Muitos globalistas têm medo do que está por vir. Joseph Borrell, principal diplomata da UE, teme que a competência autoritária da China faça a Europa parecer ruim. Ele opinou no blog do Serviço Europeu para a Ação Externa:
“Há uma batalha global de narrativas em que o tempo é um fator crucial. [. . .] A China reduziu novas infecções locais para números únicos – e agora está enviando equipamentos e médicos para a Europa, como outros também. A China está empurrando agressivamente a mensagem de que, diferentemente dos EUA, é um parceiro responsável e confiável. Na batalha das narrativas, também vimos tentativas de desacreditar a UE como tal e alguns casos em que os europeus foram estigmatizados como se todos fossem portadores do vírus. [. . .]”
Mas devemos estar cientes de que há um componente geopolítico, incluindo uma luta pela influência através da fiação e da “política da generosidade”. Munidos de fatos, precisamos defender a Europa contra seus detratores.
Pessoalmente, não estou muito preocupado com o soft power chinês. Se os ocidentais parecem ruins em comparação, isso é apenas por causa de sua própria incompetência, e não do nefascia dos chineses. O Estado chinês quer fazer acordos. Os globalistas querem algo muito mais caro: querem subornar você a perder sua alma nacional, seus valores tradicionais, seu espírito de luta.

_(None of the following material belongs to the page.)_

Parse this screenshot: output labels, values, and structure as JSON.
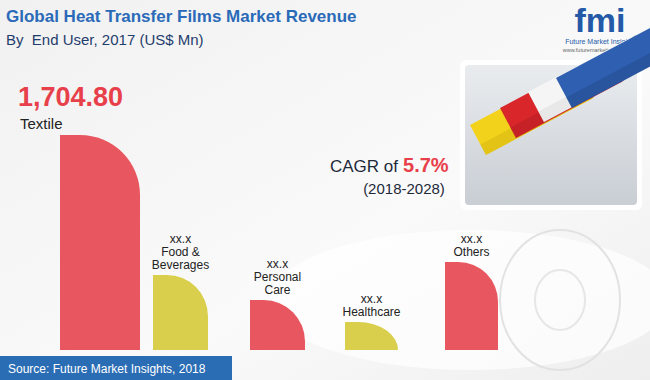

Essa crise pode ser vista como o momento em que um Ocidente liberal-globalista em declínio e incoerente foi ultrapassado geopoliticamente por uma China autoritária nacional, confiante e organizada. Nesse caso, também podemos esperar que outros países se sintam tentados a mudar seus modelos políticos.
Para nós, ocidentais, eu diria que não precisamos ir tão longe em busca de inspiração.
Publicado originalmente em 29 de março de 2020

Notas

[1] Desculpas por se tornar técnico: o infame “spread” refere-se a quanto um determinado governo europeu paga juros sobre novos empréstimos em comparação com a Alemanha (que é mais baixa). O spread é um indicador da falta de fé dos mercados na capacidade dos países periféricos da zona do euro – principalmente Grécia, Itália, Portugal e Espanha – de pagar sua dívida nacional. Quando os spreads aumentam, ocorre um ciclo vicioso, à medida que os países se tornam incapazes de refinanciar sua dívida existente, tornando mais provável a inadimplência. O BCE busca evitar isso emprestando direta ou indiretamente aos governos, mais ou menos violando seu mandato, que é a fonte de grande controvérsia no norte da Europa, que não quer que seus contribuintes fiquem à mercê da extravagância do sul.
[2] Ezra Pound, Guide to Kulchur (Nova York: New Direction, 1970 [1938]), p. 254
[3] Idem. p. 26
[4] Petre Țuțea, 322 de vorbe memorabile (Bucareste: Humanitas, 2009 [1993]), p. 33-34.